Craft Talk: 

Supporting Characters

The best time to go to Walmart—and I do not believe this is up for debate—is 6:00am. By this (admittedly ungodly) hour, most of the stocking is finished, but few customers have arrived. You an walk the narrow aisles without having to duck behind support posts to let that crazed grandma with the wobbly buggy pass. You don’t have to wait in line at the self-checkout. You go in, and you get out. Clean. Efficient. Nobody gets hurt.

This is the way stories begin, at least in my mind. A setting, a protagonist, a shopping list of acts and scenes. These early moments of narrative construction have a kind of peaceful clarity, just me and the main arc. I like the simplicity.

And it would be fine to leave it there, if the goal was simply to grab floss and duct tape and get the hell out. But the thing that makes early shopping a pleasure makes a story, well, boring.

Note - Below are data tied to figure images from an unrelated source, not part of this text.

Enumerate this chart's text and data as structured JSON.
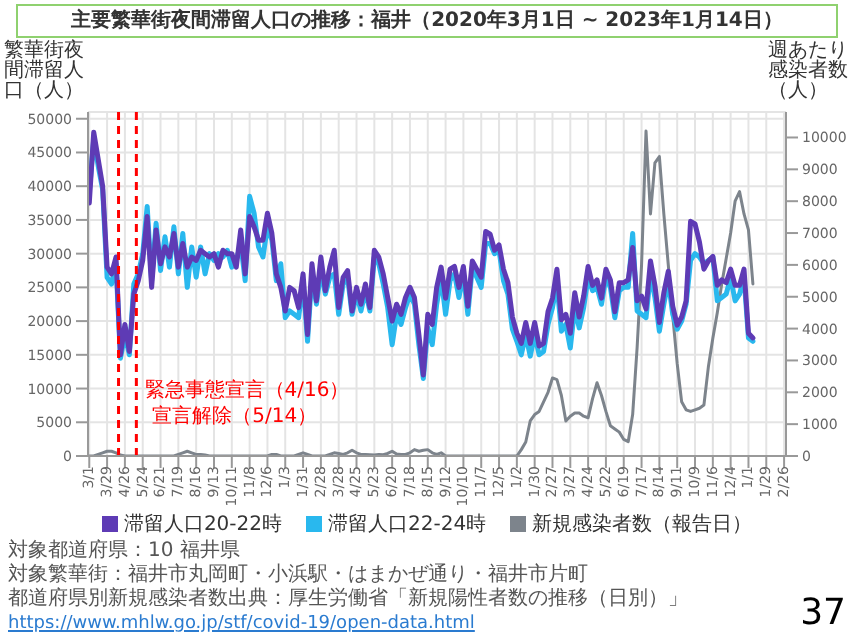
{
  "chart_data": {
    "type": "line",
    "title": "主要繁華街夜間滞留人口の推移：福井（2020年3月1日 ~ 2023年1月14日）",
    "ylabel": "繁華街夜間滞留人口（人）",
    "y2label": "週あたり感染者数（人）",
    "x": [
      "2020-03-01",
      "2020-03-08",
      "2020-03-15",
      "2020-03-22",
      "2020-03-29",
      "2020-04-05",
      "2020-04-12",
      "2020-04-19",
      "2020-04-26",
      "2020-05-03",
      "2020-05-10",
      "2020-05-17",
      "2020-05-24",
      "2020-05-31",
      "2020-06-07",
      "2020-06-14",
      "2020-06-21",
      "2020-06-28",
      "2020-07-05",
      "2020-07-12",
      "2020-07-19",
      "2020-07-26",
      "2020-08-02",
      "2020-08-09",
      "2020-08-16",
      "2020-08-23",
      "2020-08-30",
      "2020-09-06",
      "2020-09-13",
      "2020-09-20",
      "2020-09-27",
      "2020-10-04",
      "2020-10-11",
      "2020-10-18",
      "2020-10-25",
      "2020-11-01",
      "2020-11-08",
      "2020-11-15",
      "2020-11-22",
      "2020-11-29",
      "2020-12-06",
      "2020-12-13",
      "2020-12-20",
      "2020-12-27",
      "2021-01-03",
      "2021-01-10",
      "2021-01-17",
      "2021-01-24",
      "2021-01-31",
      "2021-02-07",
      "2021-02-14",
      "2021-02-21",
      "2021-02-28",
      "2021-03-07",
      "2021-03-14",
      "2021-03-21",
      "2021-03-28",
      "2021-04-04",
      "2021-04-11",
      "2021-04-18",
      "2021-04-25",
      "2021-05-02",
      "2021-05-09",
      "2021-05-16",
      "2021-05-23",
      "2021-05-30",
      "2021-06-06",
      "2021-06-13",
      "2021-06-20",
      "2021-06-27",
      "2021-07-04",
      "2021-07-11",
      "2021-07-18",
      "2021-07-25",
      "2021-08-01",
      "2021-08-08",
      "2021-08-15",
      "2021-08-22",
      "2021-08-29",
      "2021-09-05",
      "2021-09-12",
      "2021-09-19",
      "2021-09-26",
      "2021-10-03",
      "2021-10-10",
      "2021-10-17",
      "2021-10-24",
      "2021-10-31",
      "2021-11-07",
      "2021-11-14",
      "2021-11-21",
      "2021-11-28",
      "2021-12-05",
      "2021-12-12",
      "2021-12-19",
      "2021-12-26",
      "2022-01-02",
      "2022-01-09",
      "2022-01-16",
      "2022-01-23",
      "2022-01-30",
      "2022-02-06",
      "2022-02-13",
      "2022-02-20",
      "2022-02-27",
      "2022-03-06",
      "2022-03-13",
      "2022-03-20",
      "2022-03-27",
      "2022-04-03",
      "2022-04-10",
      "2022-04-17",
      "2022-04-24",
      "2022-05-01",
      "2022-05-08",
      "2022-05-15",
      "2022-05-22",
      "2022-05-29",
      "2022-06-05",
      "2022-06-12",
      "2022-06-19",
      "2022-06-26",
      "2022-07-03",
      "2022-07-10",
      "2022-07-17",
      "2022-07-24",
      "2022-07-31",
      "2022-08-07",
      "2022-08-14",
      "2022-08-21",
      "2022-08-28",
      "2022-09-04",
      "2022-09-11",
      "2022-09-18",
      "2022-09-25",
      "2022-10-02",
      "2022-10-09",
      "2022-10-16",
      "2022-10-23",
      "2022-10-30",
      "2022-11-06",
      "2022-11-13",
      "2022-11-20",
      "2022-11-27",
      "2022-12-04",
      "2022-12-11",
      "2022-12-18",
      "2022-12-25",
      "2023-01-01",
      "2023-01-08"
    ],
    "series": [
      {
        "name": "滞留人口20-22時",
        "color": "#5e3bb5",
        "values": [
          37500,
          48000,
          44000,
          40000,
          28000,
          27000,
          29500,
          15000,
          19500,
          15500,
          24000,
          26000,
          29000,
          35500,
          25000,
          33500,
          28500,
          31000,
          29500,
          33000,
          28000,
          31500,
          28000,
          29500,
          29000,
          30500,
          30000,
          29500,
          30000,
          28000,
          30500,
          30000,
          30000,
          28000,
          33500,
          27000,
          35500,
          34000,
          32000,
          32000,
          36000,
          33000,
          27000,
          25000,
          21500,
          25000,
          24500,
          22000,
          27000,
          18000,
          28500,
          23000,
          29500,
          24500,
          28000,
          30500,
          22000,
          26500,
          27500,
          21500,
          25000,
          22500,
          25500,
          22000,
          30500,
          29500,
          27000,
          23500,
          20000,
          22500,
          21000,
          23500,
          25000,
          23500,
          18000,
          12000,
          21000,
          19500,
          25000,
          28000,
          23400,
          27700,
          28100,
          25000,
          28100,
          22200,
          28900,
          27700,
          26500,
          33300,
          32900,
          30500,
          31300,
          27700,
          25700,
          20600,
          18200,
          16700,
          19800,
          16700,
          19800,
          16300,
          16700,
          21400,
          23400,
          27700,
          20200,
          21000,
          18200,
          24200,
          20600,
          23700,
          28100,
          25300,
          26100,
          23400,
          27700,
          26100,
          21400,
          25700,
          25700,
          26100,
          30900,
          23000,
          23700,
          21800,
          28900,
          25300,
          19800,
          24200,
          27400,
          22200,
          19400,
          20600,
          23000,
          34800,
          34400,
          31700,
          27700,
          28900,
          29600,
          25300,
          26100,
          25700,
          27700,
          25300,
          25300,
          27700,
          18200,
          17500
        ]
      },
      {
        "name": "滞留人口22-24時",
        "color": "#29b8ee",
        "values": [
          39000,
          47000,
          43000,
          39500,
          26500,
          25500,
          28500,
          14500,
          18000,
          15000,
          25500,
          27000,
          30000,
          37000,
          26000,
          34500,
          27500,
          32500,
          28000,
          34000,
          27000,
          33000,
          25000,
          31000,
          26500,
          31000,
          27000,
          30000,
          29000,
          30000,
          29500,
          30500,
          28000,
          29000,
          31500,
          26000,
          38500,
          36000,
          31000,
          29500,
          34000,
          32000,
          26000,
          28500,
          20500,
          21500,
          21000,
          20500,
          26000,
          17000,
          27000,
          22500,
          27500,
          24000,
          26500,
          27000,
          21000,
          25500,
          26500,
          21000,
          24000,
          21500,
          24500,
          21500,
          29500,
          28500,
          25500,
          22000,
          16500,
          21000,
          19500,
          22000,
          24000,
          22500,
          16500,
          11500,
          19000,
          16500,
          22500,
          26500,
          21000,
          26000,
          27000,
          23500,
          27000,
          21000,
          28000,
          26500,
          25000,
          31500,
          31500,
          30000,
          30500,
          26000,
          24000,
          18800,
          17000,
          15000,
          18000,
          14800,
          18000,
          15000,
          15500,
          19500,
          22000,
          25500,
          18500,
          19500,
          16000,
          22000,
          19000,
          22000,
          26500,
          24500,
          25000,
          22500,
          26500,
          25000,
          20500,
          24500,
          25000,
          25000,
          33000,
          21500,
          21000,
          20500,
          27000,
          23500,
          18500,
          22500,
          26000,
          21000,
          18800,
          20000,
          22500,
          29000,
          30000,
          29500,
          28500,
          29000,
          29500,
          23000,
          23500,
          24000,
          26500,
          23000,
          24000,
          26500,
          17500,
          17000
        ]
      },
      {
        "name": "新規感染者数（報告日）",
        "color": "#7d848c",
        "axis": "y2",
        "values": [
          0,
          0,
          50,
          100,
          150,
          150,
          100,
          30,
          0,
          0,
          0,
          0,
          0,
          0,
          0,
          0,
          0,
          0,
          0,
          0,
          50,
          100,
          150,
          100,
          50,
          50,
          30,
          0,
          0,
          0,
          0,
          0,
          0,
          0,
          0,
          0,
          0,
          0,
          0,
          0,
          0,
          50,
          50,
          0,
          0,
          0,
          0,
          50,
          100,
          50,
          0,
          0,
          0,
          0,
          50,
          100,
          80,
          50,
          100,
          180,
          100,
          50,
          50,
          40,
          30,
          50,
          40,
          80,
          150,
          60,
          50,
          50,
          100,
          200,
          150,
          180,
          200,
          100,
          50,
          100,
          0,
          0,
          0,
          0,
          0,
          0,
          0,
          0,
          0,
          0,
          0,
          0,
          0,
          0,
          0,
          0,
          0,
          200,
          440,
          1100,
          1300,
          1400,
          1700,
          2000,
          2450,
          2400,
          1900,
          1100,
          1250,
          1350,
          1350,
          1250,
          1200,
          1800,
          2300,
          1900,
          1400,
          950,
          850,
          750,
          520,
          450,
          1300,
          3400,
          6000,
          10200,
          7600,
          9200,
          9400,
          7600,
          6000,
          4400,
          2900,
          1700,
          1450,
          1400,
          1450,
          1500,
          1600,
          2800,
          3700,
          4500,
          5400,
          6200,
          7000,
          8000,
          8300,
          7600,
          7100,
          5400
        ]
      }
    ],
    "xlim": [
      "2020-02-28",
      "2023-03-01"
    ],
    "xticks": [
      {
        "value": "2020-03-01",
        "label": "3/1"
      },
      {
        "value": "2020-03-29",
        "label": "3/29"
      },
      {
        "value": "2020-04-26",
        "label": "4/26"
      },
      {
        "value": "2020-05-24",
        "label": "5/24"
      },
      {
        "value": "2020-06-21",
        "label": "6/21"
      },
      {
        "value": "2020-07-19",
        "label": "7/19"
      },
      {
        "value": "2020-08-16",
        "label": "8/16"
      },
      {
        "value": "2020-09-13",
        "label": "9/13"
      },
      {
        "value": "2020-10-11",
        "label": "10/11"
      },
      {
        "value": "2020-11-08",
        "label": "11/8"
      },
      {
        "value": "2020-12-06",
        "label": "12/6"
      },
      {
        "value": "2021-01-03",
        "label": "1/3"
      },
      {
        "value": "2021-01-31",
        "label": "1/31"
      },
      {
        "value": "2021-02-28",
        "label": "2/28"
      },
      {
        "value": "2021-03-28",
        "label": "3/28"
      },
      {
        "value": "2021-04-25",
        "label": "4/25"
      },
      {
        "value": "2021-05-23",
        "label": "5/23"
      },
      {
        "value": "2021-06-20",
        "label": "6/20"
      },
      {
        "value": "2021-07-18",
        "label": "7/18"
      },
      {
        "value": "2021-08-15",
        "label": "8/15"
      },
      {
        "value": "2021-09-12",
        "label": "9/12"
      },
      {
        "value": "2021-10-10",
        "label": "10/10"
      },
      {
        "value": "2021-11-07",
        "label": "11/7"
      },
      {
        "value": "2021-12-05",
        "label": "12/5"
      },
      {
        "value": "2022-01-02",
        "label": "1/2"
      },
      {
        "value": "2022-01-30",
        "label": "1/30"
      },
      {
        "value": "2022-02-27",
        "label": "2/27"
      },
      {
        "value": "2022-03-27",
        "label": "3/27"
      },
      {
        "value": "2022-04-24",
        "label": "4/24"
      },
      {
        "value": "2022-05-22",
        "label": "5/22"
      },
      {
        "value": "2022-06-19",
        "label": "6/19"
      },
      {
        "value": "2022-07-17",
        "label": "7/17"
      },
      {
        "value": "2022-08-14",
        "label": "8/14"
      },
      {
        "value": "2022-09-11",
        "label": "9/11"
      },
      {
        "value": "2022-10-09",
        "label": "10/9"
      },
      {
        "value": "2022-11-06",
        "label": "11/6"
      },
      {
        "value": "2022-12-04",
        "label": "12/4"
      },
      {
        "value": "2023-01-01",
        "label": "1/1"
      },
      {
        "value": "2023-01-29",
        "label": "1/29"
      },
      {
        "value": "2023-02-26",
        "label": "2/26"
      }
    ],
    "ylim": [
      0,
      51000
    ],
    "yticks": [
      0,
      5000,
      10000,
      15000,
      20000,
      25000,
      30000,
      35000,
      40000,
      45000,
      50000
    ],
    "y2lim": [
      0,
      10800
    ],
    "y2ticks": [
      0,
      1000,
      2000,
      3000,
      4000,
      5000,
      6000,
      7000,
      8000,
      9000,
      10000
    ],
    "ref_lines": [
      {
        "axis": "x",
        "value": "2020-04-16",
        "label": "緊急事態宣言（4/16）",
        "color": "#ff0000",
        "line_style": "dashed"
      },
      {
        "axis": "x",
        "value": "2020-05-14",
        "label": "宣言解除（5/14）",
        "color": "#ff0000",
        "line_style": "dashed"
      }
    ],
    "grid": true,
    "legend": "bottom",
    "marker": "none",
    "line_style": "solid",
    "annotations": [
      "対象都道府県：10 福井県",
      "対象繁華街：福井市丸岡町・小浜駅・はまかぜ通り・福井市片町",
      "都道府県別新規感染者数出典：厚生労働省「新規陽性者数の推移（日別）」",
      "https://www.mhlw.go.jp/stf/covid-19/open-data.html",
      "37"
    ]
  }
}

Enter supporting characters.

It’s tempting to treat the supporting cast the way we do real people who are peripheral to our own story—to pass by them politely, or to cast them according to simple categories of friend or villain. But in both the real and the fictional world, these people come to life only when we understand that, while their stories may not be like ours, they are nevertheless complicated individuals who bring their history and personalities to bear on us in unique ways.

I thought about this several times as I wrote the scene of Little Whit in the principal’s office. For starters, school employees are among the most influential people in a child’s life, but also among the most mysterious. It wouldn’t take much to view Dr. VerHagen as detached or Mrs. Welkie as a curmudgeon, and to leave them in that two-dimensional space. Yet without their caring and attention, Whit would have become another statistic, labeled a dummy or a troublemaker when the real problem was that he couldn’t see.

Not incidentally, this is analogous to a real instance from my own childhood. Although the people involved were much different, the fact is that I would never have gotten very far if it weren’t for a set of mysterious adults who recognized that my problem wasn’t emotional imbalance, but the inability to see. Once I got my first set of glasses, the world opened up, just as it did for Whit.

Of course, these characters can unravel the narrative just as easily as they enable it. Once an author recognizes supporting characters as individuals in their own right, they at once start causing problems. You can’t trust them to behave, and when they get out of line, they can screw up the narrative. Although she doesn’t get a lot of stage time in Junius, Bethany Whitman Farris caused me to do more than one rewrite before all was said and done. But without her complicated humanity, Whit’s story would have been significantly less interesting, and the novel would have suffered.

Even if you don’t want a crowd of people muddying up the story, you need the occasional crazy grandma to make you duck behind the end cap. Introducing a truly interesting supporting cast is not terribly efficient, but it makes for a far more interesting story.